# Jock's 'before' pics!



## Jock (Apr 8, 2003)

Here ya go:

http://www.faceparty.com/member_pics.asp?member_id=2529431&member_name=jock996

I've been bulking for a good while now, my diet has been good but not very clean (McDonalds chicken sandwhiches for 99p lol)

Lifting has been very consistant, low reps and heavy weights.

I intend to cut very soon.

Cheers, Jock


----------



## winger (Jul 26, 2003)

Sorry mate it says pending approval.  Why dont you just manage attachment.


----------



## winger (Jul 26, 2003)

I see you put on some muscle since your last pics.  Real big traps and shoulders mate and some very nice peaks on the bicepts.  What do you weigh there?


----------



## robdog (Dec 2, 2003)

looking good my mate!


----------



## Predator (Feb 1, 2004)

Nice traps and back mate.
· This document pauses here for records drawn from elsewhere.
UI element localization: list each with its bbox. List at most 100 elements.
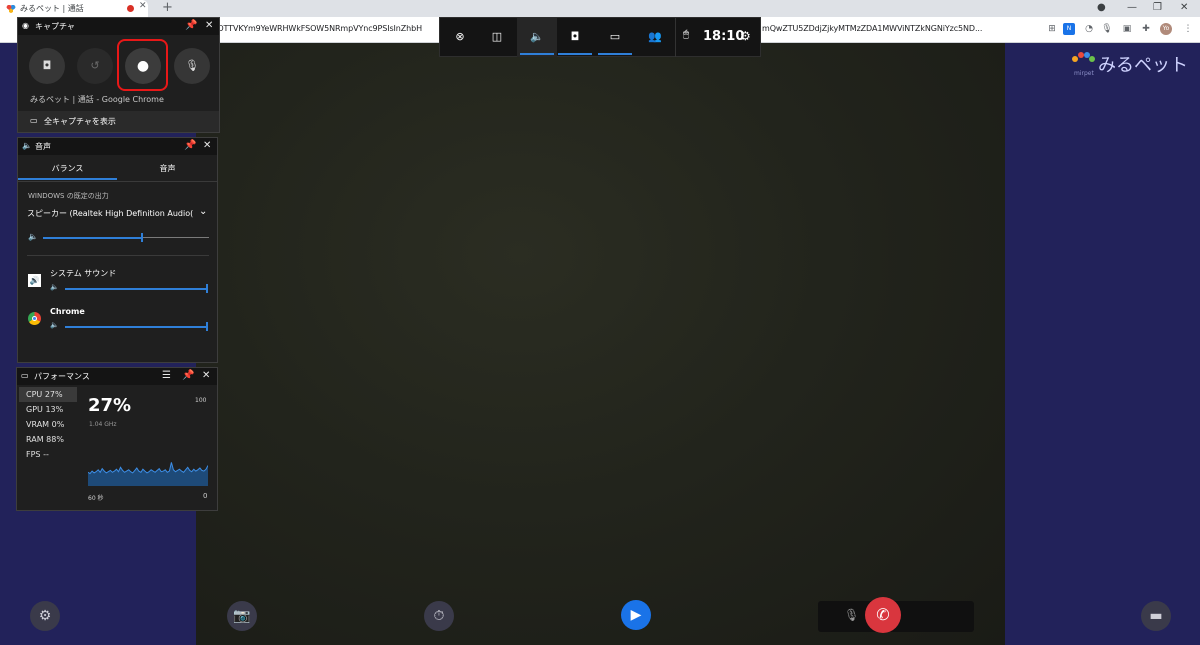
graph-scale-max: 100: [195, 397, 207, 404]
tab-balance[interactable]: バランス: [18, 160, 117, 180]
metric-cpu[interactable]: CPU 27%: [19, 387, 77, 402]
pin-icon[interactable]: 📌: [182, 370, 194, 382]
metric-vram[interactable]: VRAM 0%: [19, 417, 77, 432]
end-call-button[interactable]: ✆: [865, 597, 901, 633]
record-button-highlight: [117, 39, 168, 91]
address-bar-text-right[interactable]: mQwZTU5ZDdjZjkyMTMzZDA1MWViNTZkNGNiYzc5N…: [762, 24, 982, 33]
gamebar-divider: [675, 18, 676, 57]
system-sound-volume-slider[interactable]: [65, 284, 208, 293]
camera-icon: 📷: [233, 608, 251, 624]
audio-widget-header: 🔈 音声 📌 ✕: [18, 138, 217, 155]
system-sound-volume-thumb[interactable]: [206, 284, 208, 293]
tab-divider: [18, 181, 217, 182]
mic-icon[interactable]: 🎙: [1101, 23, 1113, 35]
app-volume-icon: 🔈: [50, 283, 59, 291]
mic-toggle-button[interactable]: 🎙: [174, 48, 210, 84]
gear-icon[interactable]: ⚙: [740, 29, 751, 43]
system-sound-volume-fill: [65, 287, 208, 290]
browser-profile-indicator-icon[interactable]: ●: [1097, 1, 1106, 15]
section-divider: [27, 255, 209, 256]
performance-icon: ▭: [609, 30, 621, 43]
metric-value: 27%: [44, 390, 63, 399]
tab-close-icon[interactable]: ✕: [139, 2, 147, 11]
metric-value: 13%: [45, 405, 64, 414]
metric-label: GPU: [26, 405, 43, 414]
address-bar-text-left[interactable]: 6IlhOTTVKYm9YeWRHWkFSOW5NRmpVYnc9PSIsInZ…: [203, 24, 422, 33]
screenshot-button[interactable]: ◘: [29, 48, 65, 84]
capture-widget-header: ◉ キャプチャ 📌 ✕: [18, 18, 219, 35]
xbox-button[interactable]: ⊗: [440, 18, 480, 57]
video-toggle-button[interactable]: ▶: [621, 600, 651, 630]
cpu-usage-graph: [88, 462, 208, 486]
close-icon[interactable]: ✕: [205, 20, 213, 32]
phone-hangup-icon: ✆: [876, 605, 890, 624]
maximize-icon[interactable]: ❐: [1153, 1, 1162, 15]
record-last-button[interactable]: ↺: [77, 48, 113, 84]
remote-video: [196, 43, 1005, 645]
capture-widget-toggle[interactable]: ◘: [555, 18, 595, 57]
timer-button[interactable]: ⏱: [424, 601, 454, 631]
pin-icon[interactable]: 📌: [185, 20, 197, 32]
timer-icon: ⏱: [433, 608, 445, 624]
browser-tab[interactable]: みるペット | 通話 ✕: [0, 0, 148, 17]
metric-gpu[interactable]: GPU 13%: [19, 402, 77, 417]
close-icon[interactable]: ✕: [203, 140, 211, 152]
metric-label: FPS: [26, 450, 41, 459]
chrome-volume-fill: [65, 325, 208, 328]
chrome-app-icon: [28, 312, 41, 325]
app-volume-icon: 🔈: [50, 321, 59, 329]
extension-icon[interactable]: N: [1063, 23, 1075, 35]
widget-menu-button[interactable]: ◫: [477, 18, 517, 57]
show-all-captures-label: 全キャプチャを表示: [44, 117, 116, 126]
translate-icon[interactable]: ⊞: [1046, 23, 1058, 35]
close-icon[interactable]: ✕: [202, 370, 210, 382]
cpu-big-value: 27%: [88, 395, 132, 416]
browser-menu-icon[interactable]: ⋮: [1182, 23, 1194, 35]
new-tab-button[interactable]: +: [162, 0, 173, 16]
cpu-frequency: 1.04 GHz: [89, 421, 117, 428]
app-name-system-sound: システム サウンド: [50, 269, 117, 278]
capture-widget: ◉ キャプチャ 📌 ✕ ◘ ↺ ● 🎙 みるペット | 通話 - Google …: [17, 17, 220, 133]
master-volume-thumb[interactable]: [140, 233, 143, 242]
camera-switch-button[interactable]: 📷: [227, 601, 257, 631]
pin-icon[interactable]: 📌: [184, 140, 196, 152]
gallery-icon: ▭: [30, 116, 38, 125]
puzzle-icon[interactable]: ✚: [1140, 23, 1152, 35]
metric-ram[interactable]: RAM 88%: [19, 432, 77, 447]
tab-title: みるペット | 通話: [20, 4, 84, 13]
output-device-label: スピーカー (Realtek High Definition Audio(S..…: [27, 209, 193, 218]
close-icon[interactable]: ✕: [1180, 1, 1188, 15]
media-icon[interactable]: ▣: [1121, 23, 1133, 35]
metric-value: --: [43, 450, 49, 459]
mic-icon[interactable]: 🎙: [844, 608, 859, 622]
settings-button[interactable]: ⚙: [30, 601, 60, 631]
show-all-captures-button[interactable]: ▭ 全キャプチャを表示: [18, 111, 219, 132]
graph-time-span: 60 秒: [88, 495, 104, 502]
audio-widget-toggle[interactable]: 🔈: [517, 18, 557, 57]
minimize-icon[interactable]: —: [1127, 1, 1137, 15]
options-icon[interactable]: ☰: [162, 370, 171, 382]
video-camera-icon: ▶: [630, 607, 642, 623]
app-name-chrome: Chrome: [50, 307, 85, 316]
master-volume-slider[interactable]: [43, 233, 209, 242]
extension-2-icon[interactable]: ◔: [1083, 23, 1095, 35]
chrome-volume-slider[interactable]: [65, 322, 208, 331]
social-widget-toggle[interactable]: 👥: [635, 18, 675, 57]
performance-widget-toggle[interactable]: ▭: [595, 18, 635, 57]
output-device-select[interactable]: スピーカー (Realtek High Definition Audio(S..…: [27, 206, 211, 221]
gear-icon: ⚙: [38, 608, 52, 624]
browser-tabstrip: みるペット | 通話 ✕ + ● — ❐ ✕: [0, 0, 1200, 17]
audio-icon: 🔈: [530, 30, 544, 43]
brand-sub: mirpet: [1074, 70, 1094, 77]
tab-voice[interactable]: 音声: [118, 160, 217, 180]
output-heading: WINDOWS の既定の出力: [28, 192, 109, 200]
audio-widget: 🔈 音声 📌 ✕ バランス 音声 WINDOWS の既定の出力 スピーカー (R…: [17, 137, 218, 363]
cpu-graph-area: [88, 462, 208, 486]
performance-widget: ▭ パフォーマンス ☰ 📌 ✕ CPU 27% GPU 13% VRAM 0% RAM…: [16, 367, 218, 511]
metric-value: 0%: [51, 420, 65, 429]
profile-avatar[interactable]: Yo: [1160, 23, 1172, 35]
chrome-volume-thumb[interactable]: [206, 322, 208, 331]
chat-icon: ▬: [1149, 608, 1163, 624]
metric-fps[interactable]: FPS --: [19, 447, 77, 462]
chat-button[interactable]: ▬: [1141, 601, 1171, 631]
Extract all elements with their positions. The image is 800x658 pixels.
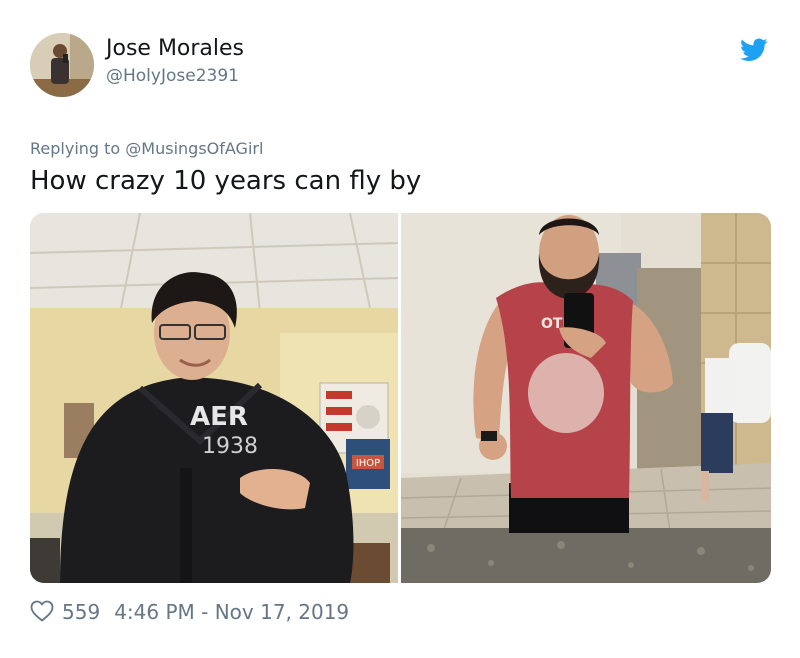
reply-prefix: Replying to <box>30 139 121 158</box>
author-display-name[interactable]: Jose Morales <box>106 36 244 61</box>
tweet-photo-before[interactable]: IHOP AER 1938 <box>30 213 398 583</box>
twitter-bird-icon[interactable] <box>740 38 768 62</box>
tweet-timestamp[interactable]: 4:46 PM - Nov 17, 2019 <box>114 600 349 624</box>
author-handle[interactable]: @HolyJose2391 <box>106 66 239 86</box>
shirt-number-text: 1938 <box>202 434 258 459</box>
heart-outline-icon[interactable] <box>30 600 56 624</box>
ihop-sign-text: IHOP <box>356 458 380 469</box>
like-count[interactable]: 559 <box>62 600 100 624</box>
tweet-footer: 559 4:46 PM - Nov 17, 2019 <box>30 598 349 626</box>
tweet-photo-after[interactable]: OTI <box>401 213 771 583</box>
shirt-print-text: AER <box>190 402 248 432</box>
reply-context: Replying to @MusingsOfAGirl <box>30 139 263 158</box>
avatar-photo <box>30 33 94 97</box>
reply-mention-link[interactable]: @MusingsOfAGirl <box>125 139 263 158</box>
tweet-text: How crazy 10 years can fly by <box>30 166 422 196</box>
avatar[interactable] <box>30 33 94 97</box>
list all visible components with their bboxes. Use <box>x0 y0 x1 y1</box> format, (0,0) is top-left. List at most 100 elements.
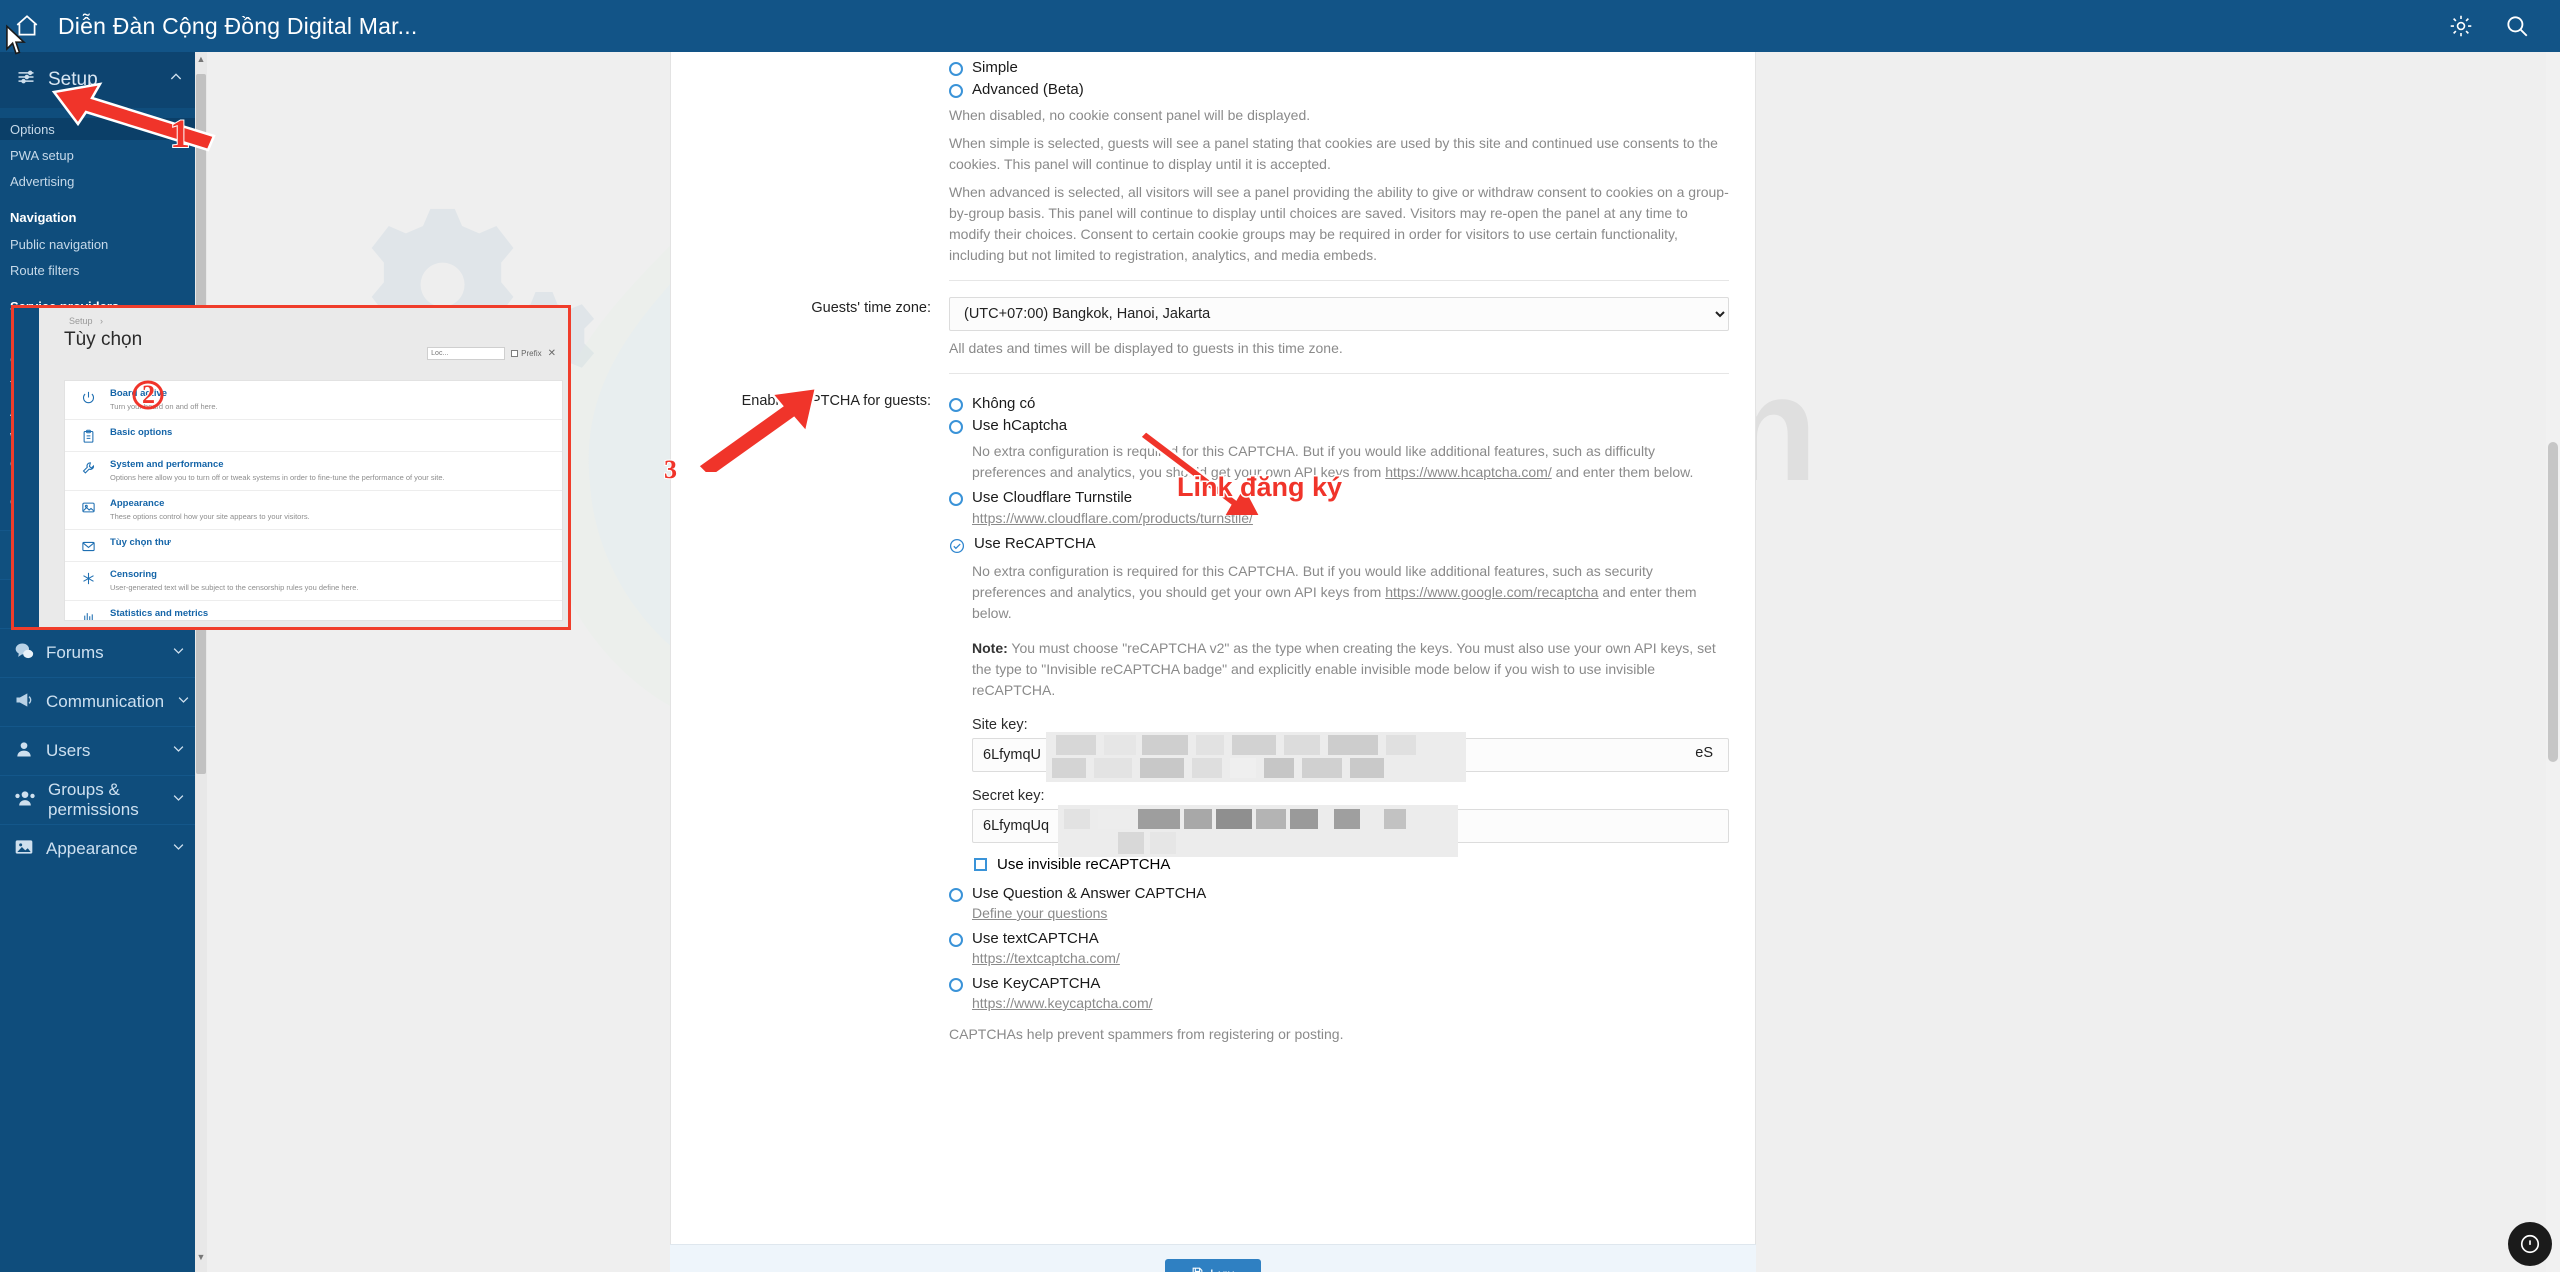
inset-prefix-toggle[interactable]: Prefix <box>511 349 542 358</box>
sidebar: Setup Options PWA setup Advertising Navi… <box>0 52 200 1272</box>
sidebar-item-advertising[interactable]: Advertising <box>0 170 200 192</box>
inset-breadcrumb-label[interactable]: Setup <box>69 316 93 326</box>
list-item[interactable]: System and performance Options here allow… <box>65 452 562 491</box>
radio-cookie-simple[interactable]: Simple <box>949 59 1729 76</box>
secret-key-input[interactable] <box>972 809 1729 843</box>
list-item[interactable]: Statistics and metrics <box>65 601 562 620</box>
invisible-recaptcha-checkbox-row[interactable]: Use invisible reCAPTCHA <box>974 856 1729 873</box>
invisible-recaptcha-label: Use invisible reCAPTCHA <box>997 856 1171 873</box>
note-bold: Note: <box>972 640 1008 656</box>
cookie-help-advanced: When advanced is selected, all visitors … <box>949 184 1729 263</box>
checkbox-icon[interactable] <box>974 858 987 871</box>
cookie-help-disabled: When disabled, no cookie consent panel w… <box>949 107 1311 123</box>
sidebar-section-groups-permissions[interactable]: Groups & permissions <box>0 775 200 824</box>
radio-icon[interactable] <box>949 492 963 506</box>
radio-icon-selected[interactable] <box>949 538 965 554</box>
inset-filter-input[interactable] <box>427 347 506 360</box>
annotation-number-2: 2 <box>141 379 156 410</box>
sidebar-section-label: Users <box>46 741 91 760</box>
radio-captcha-recaptcha[interactable]: Use ReCAPTCHA <box>949 535 1729 554</box>
timezone-help: All dates and times will be displayed to… <box>949 340 1343 356</box>
list-item-desc: User-generated text will be subject to t… <box>110 583 359 592</box>
radio-icon[interactable] <box>949 62 963 76</box>
annotation-link-label: Link đăng ký <box>1175 471 1343 504</box>
sidebar-section-communication[interactable]: Communication <box>0 677 200 726</box>
note-text: You must choose "reCAPTCHA v2" as the ty… <box>972 640 1716 698</box>
list-item[interactable]: Tùy chọn thư <box>65 530 562 562</box>
radio-captcha-textcaptcha[interactable]: Use textCAPTCHA <box>949 930 1729 947</box>
radio-label: Use textCAPTCHA <box>972 930 1099 947</box>
list-item-title: System and performance <box>110 459 224 470</box>
sidebar-scrollbar[interactable]: ▲ ▼ <box>195 52 207 1272</box>
top-bar: Diễn Đàn Cộng Đồng Digital Mar... <box>0 0 2560 52</box>
image-icon <box>77 498 99 515</box>
recaptcha-link[interactable]: https://www.google.com/recaptcha <box>1385 584 1598 600</box>
sliders-icon <box>16 67 36 93</box>
help-fab-button[interactable] <box>2508 1222 2552 1266</box>
main-scroll-thumb[interactable] <box>2548 442 2558 762</box>
sidebar-section-label: Setup <box>48 69 98 90</box>
sidebar-section-users[interactable]: Users <box>0 726 200 775</box>
radio-captcha-hcaptcha[interactable]: Use hCaptcha <box>949 417 1729 434</box>
chevron-down-icon[interactable] <box>176 692 191 712</box>
chevron-down-icon[interactable] <box>171 741 186 761</box>
radio-icon[interactable] <box>949 84 963 98</box>
list-item-title: Statistics and metrics <box>110 608 209 619</box>
sidebar-section-appearance[interactable]: Appearance <box>0 824 200 873</box>
sidebar-section-forums[interactable]: Forums <box>0 628 200 677</box>
wrench-icon <box>77 459 99 476</box>
close-icon[interactable]: ✕ <box>548 348 556 359</box>
gear-icon[interactable] <box>2448 13 2474 39</box>
clipboard-icon <box>77 427 99 444</box>
search-icon[interactable] <box>2504 13 2530 39</box>
radio-captcha-keycaptcha[interactable]: Use KeyCAPTCHA <box>949 975 1729 992</box>
power-icon <box>77 388 99 405</box>
envelope-icon <box>77 537 99 554</box>
site-key-input[interactable] <box>972 738 1729 772</box>
recaptcha-note: Note: You must choose "reCAPTCHA v2" as … <box>972 638 1729 701</box>
chevron-down-icon[interactable] <box>171 790 186 810</box>
sidebar-item-public-navigation[interactable]: Public navigation <box>0 233 200 255</box>
radio-cookie-advanced[interactable]: Advanced (Beta) <box>949 81 1729 98</box>
users-icon <box>14 788 36 813</box>
asterisk-icon <box>77 569 99 586</box>
main-scrollbar[interactable] <box>2546 52 2560 1272</box>
sidebar-section-label: Forums <box>46 643 104 662</box>
list-item-desc: These options control how your site appe… <box>110 512 310 521</box>
radio-icon[interactable] <box>949 420 963 434</box>
list-item-title: Tùy chọn thư <box>110 537 171 548</box>
home-icon[interactable] <box>0 13 54 39</box>
list-item[interactable]: Basic options <box>65 420 562 452</box>
radio-icon[interactable] <box>949 888 963 902</box>
list-item[interactable]: Board active Turn your board on and off h… <box>65 381 562 420</box>
chevron-down-icon[interactable] <box>171 643 186 663</box>
scroll-up-icon[interactable]: ▲ <box>195 54 207 72</box>
define-questions-link[interactable]: Define your questions <box>972 905 1107 921</box>
turnstile-link[interactable]: https://www.cloudflare.com/products/turn… <box>972 510 1253 526</box>
radio-label: Simple <box>972 59 1018 76</box>
scroll-down-icon[interactable]: ▼ <box>195 1252 207 1270</box>
radio-label: Use Question & Answer CAPTCHA <box>972 885 1207 902</box>
radio-label: Use Cloudflare Turnstile <box>972 489 1133 506</box>
keycaptcha-link[interactable]: https://www.keycaptcha.com/ <box>972 995 1153 1011</box>
site-key-tail: eS <box>1695 745 1713 761</box>
list-item[interactable]: Censoring User-generated text will be sub… <box>65 562 562 601</box>
checkbox-icon[interactable] <box>511 350 519 357</box>
sidebar-item-route-filters[interactable]: Route filters <box>0 259 200 281</box>
sidebar-section-setup[interactable]: Setup <box>0 52 200 108</box>
radio-captcha-qa[interactable]: Use Question & Answer CAPTCHA <box>949 885 1729 902</box>
save-bar: Lưu <box>670 1244 1756 1272</box>
radio-icon[interactable] <box>949 978 963 992</box>
save-button-label: Lưu <box>1210 1266 1235 1272</box>
radio-icon[interactable] <box>949 398 963 412</box>
list-item[interactable]: Appearance These options control how your… <box>65 491 562 530</box>
radio-captcha-none[interactable]: Không có <box>949 395 1729 412</box>
hcaptcha-link[interactable]: https://www.hcaptcha.com/ <box>1385 464 1552 480</box>
cookie-help-simple: When simple is selected, guests will see… <box>949 135 1718 172</box>
timezone-select[interactable]: (UTC+07:00) Bangkok, Hanoi, Jakarta <box>949 297 1729 331</box>
save-button[interactable]: Lưu <box>1165 1259 1261 1272</box>
chevron-down-icon[interactable] <box>171 839 186 859</box>
textcaptcha-link[interactable]: https://textcaptcha.com/ <box>972 950 1120 966</box>
radio-icon[interactable] <box>949 933 963 947</box>
chevron-up-icon[interactable] <box>168 69 184 91</box>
Have your mum lady shave for your chest???? Lol! 

Predator


----------



## Great White (Apr 4, 2003)

Yeah, Looking 110% better on the last pictures i saw of you mate!

Excellent work!


----------



## miami797 (Feb 19, 2004)

looking better but that yankee cap has to go


----------



## Jock (Apr 8, 2003)

Thanks for the feeback fellas, my gut is unsightly and I'm sorry you had to be exposed to it but it won't be there for long!

Thanks again, Jock


----------